# Cheapest place to by kingspan for shed build....



## chris2011 (Feb 25, 2011)

Hi Guys.... 

Im trying to find the cheapest place to buy kingspan just wanted to know if any of you guys had any contacts or knew anyone who was selling it cheap!! 

Would be a great help!! 

Thanks


----------



## scottymac1989 (Oct 10, 2010)

Depends where u are mate but i would google damaged kingspan sellers. My old boss found a place near me that sells so called damaged boards now i konw what your thinking damaged boards but the damage was if the silver foil was 2 creased or ripped or if corners were damaged perfectly good boards.


----------



## chris2011 (Feb 25, 2011)

*celotex*

hi mate yeah i was googleing that today.

To be honest my mates just used celotex which is pretty similar to kingspan and can find a decent price on it so i think im going to use that...

Thank you for your help mate!


----------



## corny girl (Aug 30, 2009)

Go on the Wickes website (Wickes DIY - Home Improvement Products for Trade and DIY), they have Celotex (same stuff as Kingspan) on offer when you buy 10+ sheets :2thumb:. It's normally something like £28 a sheet but only about £20 when you buy 10+ sheets. I bought it for my shed conversion & saved a bomb :2thumb:. I used the 50mm stuff.
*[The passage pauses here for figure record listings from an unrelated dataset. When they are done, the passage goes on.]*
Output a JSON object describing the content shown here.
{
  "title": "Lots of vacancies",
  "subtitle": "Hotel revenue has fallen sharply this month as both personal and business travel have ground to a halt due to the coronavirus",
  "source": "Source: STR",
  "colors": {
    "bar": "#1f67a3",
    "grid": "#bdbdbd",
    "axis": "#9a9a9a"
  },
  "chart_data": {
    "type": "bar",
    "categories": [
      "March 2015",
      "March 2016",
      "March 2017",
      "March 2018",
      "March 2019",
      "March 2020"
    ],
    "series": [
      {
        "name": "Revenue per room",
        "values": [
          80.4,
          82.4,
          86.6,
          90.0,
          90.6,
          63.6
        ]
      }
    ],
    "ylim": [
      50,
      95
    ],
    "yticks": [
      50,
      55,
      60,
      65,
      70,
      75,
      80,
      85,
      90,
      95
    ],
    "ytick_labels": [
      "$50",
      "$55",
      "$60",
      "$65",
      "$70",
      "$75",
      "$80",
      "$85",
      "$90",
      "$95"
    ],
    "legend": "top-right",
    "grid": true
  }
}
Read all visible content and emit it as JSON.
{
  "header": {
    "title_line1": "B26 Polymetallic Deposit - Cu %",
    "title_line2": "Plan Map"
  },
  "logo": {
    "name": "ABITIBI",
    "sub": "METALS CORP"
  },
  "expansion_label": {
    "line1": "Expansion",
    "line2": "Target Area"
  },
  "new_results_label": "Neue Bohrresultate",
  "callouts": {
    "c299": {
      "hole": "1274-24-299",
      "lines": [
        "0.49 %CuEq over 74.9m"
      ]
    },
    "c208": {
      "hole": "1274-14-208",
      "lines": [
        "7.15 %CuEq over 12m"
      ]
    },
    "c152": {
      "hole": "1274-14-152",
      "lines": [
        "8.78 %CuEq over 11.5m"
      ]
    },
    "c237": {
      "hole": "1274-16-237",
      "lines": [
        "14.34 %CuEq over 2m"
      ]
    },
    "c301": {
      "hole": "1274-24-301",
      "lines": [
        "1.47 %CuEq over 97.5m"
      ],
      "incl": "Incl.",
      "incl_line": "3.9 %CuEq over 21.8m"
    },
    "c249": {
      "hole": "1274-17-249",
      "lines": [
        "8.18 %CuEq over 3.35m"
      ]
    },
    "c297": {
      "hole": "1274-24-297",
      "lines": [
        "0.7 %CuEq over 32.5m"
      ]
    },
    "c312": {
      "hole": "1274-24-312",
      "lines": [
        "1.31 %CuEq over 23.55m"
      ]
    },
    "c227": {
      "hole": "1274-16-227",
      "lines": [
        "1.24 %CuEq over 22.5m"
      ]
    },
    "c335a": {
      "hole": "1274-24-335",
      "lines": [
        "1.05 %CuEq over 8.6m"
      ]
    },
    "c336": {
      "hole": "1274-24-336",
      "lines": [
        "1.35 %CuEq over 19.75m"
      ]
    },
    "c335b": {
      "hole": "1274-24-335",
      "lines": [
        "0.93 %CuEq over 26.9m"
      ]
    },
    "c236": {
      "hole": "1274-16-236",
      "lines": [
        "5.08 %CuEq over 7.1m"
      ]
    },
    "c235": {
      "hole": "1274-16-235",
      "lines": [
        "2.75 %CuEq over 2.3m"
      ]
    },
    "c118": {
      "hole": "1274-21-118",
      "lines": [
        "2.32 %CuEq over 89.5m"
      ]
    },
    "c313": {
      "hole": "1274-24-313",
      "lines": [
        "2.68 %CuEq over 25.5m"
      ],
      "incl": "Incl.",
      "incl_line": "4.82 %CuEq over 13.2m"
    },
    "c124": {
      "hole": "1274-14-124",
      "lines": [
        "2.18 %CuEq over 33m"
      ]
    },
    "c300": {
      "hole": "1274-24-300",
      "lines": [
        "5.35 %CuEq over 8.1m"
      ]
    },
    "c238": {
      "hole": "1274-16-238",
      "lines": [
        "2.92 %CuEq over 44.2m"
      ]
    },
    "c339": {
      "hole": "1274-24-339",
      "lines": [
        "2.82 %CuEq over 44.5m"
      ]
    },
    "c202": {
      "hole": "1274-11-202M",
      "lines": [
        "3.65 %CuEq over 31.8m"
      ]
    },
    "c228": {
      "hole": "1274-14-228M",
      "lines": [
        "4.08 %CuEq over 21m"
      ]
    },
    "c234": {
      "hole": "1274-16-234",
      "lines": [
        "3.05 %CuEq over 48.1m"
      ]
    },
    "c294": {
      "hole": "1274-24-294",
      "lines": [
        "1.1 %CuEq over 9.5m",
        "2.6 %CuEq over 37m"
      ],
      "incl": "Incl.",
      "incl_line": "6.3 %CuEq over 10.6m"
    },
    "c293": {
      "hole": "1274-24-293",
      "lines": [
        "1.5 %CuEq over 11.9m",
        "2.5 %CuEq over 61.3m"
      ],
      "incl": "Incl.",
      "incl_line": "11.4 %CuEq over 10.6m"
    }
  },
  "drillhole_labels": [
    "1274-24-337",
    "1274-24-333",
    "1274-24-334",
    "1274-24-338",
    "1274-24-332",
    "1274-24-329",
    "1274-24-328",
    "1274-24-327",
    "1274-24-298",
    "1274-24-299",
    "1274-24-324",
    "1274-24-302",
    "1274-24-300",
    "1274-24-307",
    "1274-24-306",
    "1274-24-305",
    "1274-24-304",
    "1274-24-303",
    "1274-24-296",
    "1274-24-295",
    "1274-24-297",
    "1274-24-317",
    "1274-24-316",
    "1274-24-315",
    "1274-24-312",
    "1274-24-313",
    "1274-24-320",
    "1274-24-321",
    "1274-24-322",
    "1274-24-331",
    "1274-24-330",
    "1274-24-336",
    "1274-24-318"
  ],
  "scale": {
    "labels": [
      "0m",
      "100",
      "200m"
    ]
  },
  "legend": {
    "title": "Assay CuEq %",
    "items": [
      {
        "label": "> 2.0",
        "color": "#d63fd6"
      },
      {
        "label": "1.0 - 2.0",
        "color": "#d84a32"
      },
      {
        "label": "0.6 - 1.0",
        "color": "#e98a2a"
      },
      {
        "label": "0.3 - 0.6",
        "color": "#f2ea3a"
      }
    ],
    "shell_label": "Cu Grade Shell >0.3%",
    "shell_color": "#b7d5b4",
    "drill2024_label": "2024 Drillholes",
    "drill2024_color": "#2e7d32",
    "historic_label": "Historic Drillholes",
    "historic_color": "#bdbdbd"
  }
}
Also it's free delivery on stuff over £300 too.


----------



## chris2011 (Feb 25, 2011)

*celotex*

hey i just got off that site real bargain for the celotex!!!! thanks


----------



## corny girl (Aug 30, 2009)

chris2011 said:


> hey i just got off that site real bargain for the celotex!!!! thanks



No probs mate :2thumb:, i combined my order with my Dad as he wanted some. It saved us both a fair bit of money (when you think you are saving £8 per sheet, if you need 10 sheets that's a saving of £80 :gasp.


----------



## chris2011 (Feb 25, 2011)

corny girl said:


> No probs mate :2thumb:, i combined my order with my Dad as he wanted some. It saved us both a fair bit of money (when you think you are saving £8 per sheet, if you need 10 sheets that's a saving of £80 :gasp.


thats the exact amount i need aswell!!!! :mf_dribble::lol2::whistling2:


----------



## eightball (Jan 1, 2011)

try wickes, they have deals on most their insulation atm, not sure about kingspan though


----------



## eightball (Jan 1, 2011)

chris2011 said:


> hey i just got off that site real bargain for the celotex!!!! thanks


didnt see that....


----------



## dapper (Aug 14, 2011)

What's going in the shed? Lizard or snakes?

Just curious as I might do the same as I have a large shed that I could convert easily.


----------



## chris2011 (Feb 25, 2011)

dapper said:


> What's going in the shed? Lizard or snakes?
> 
> Just curious as I might do the same as I have a large shed that I could convert easily.


Lizards matey!!


----------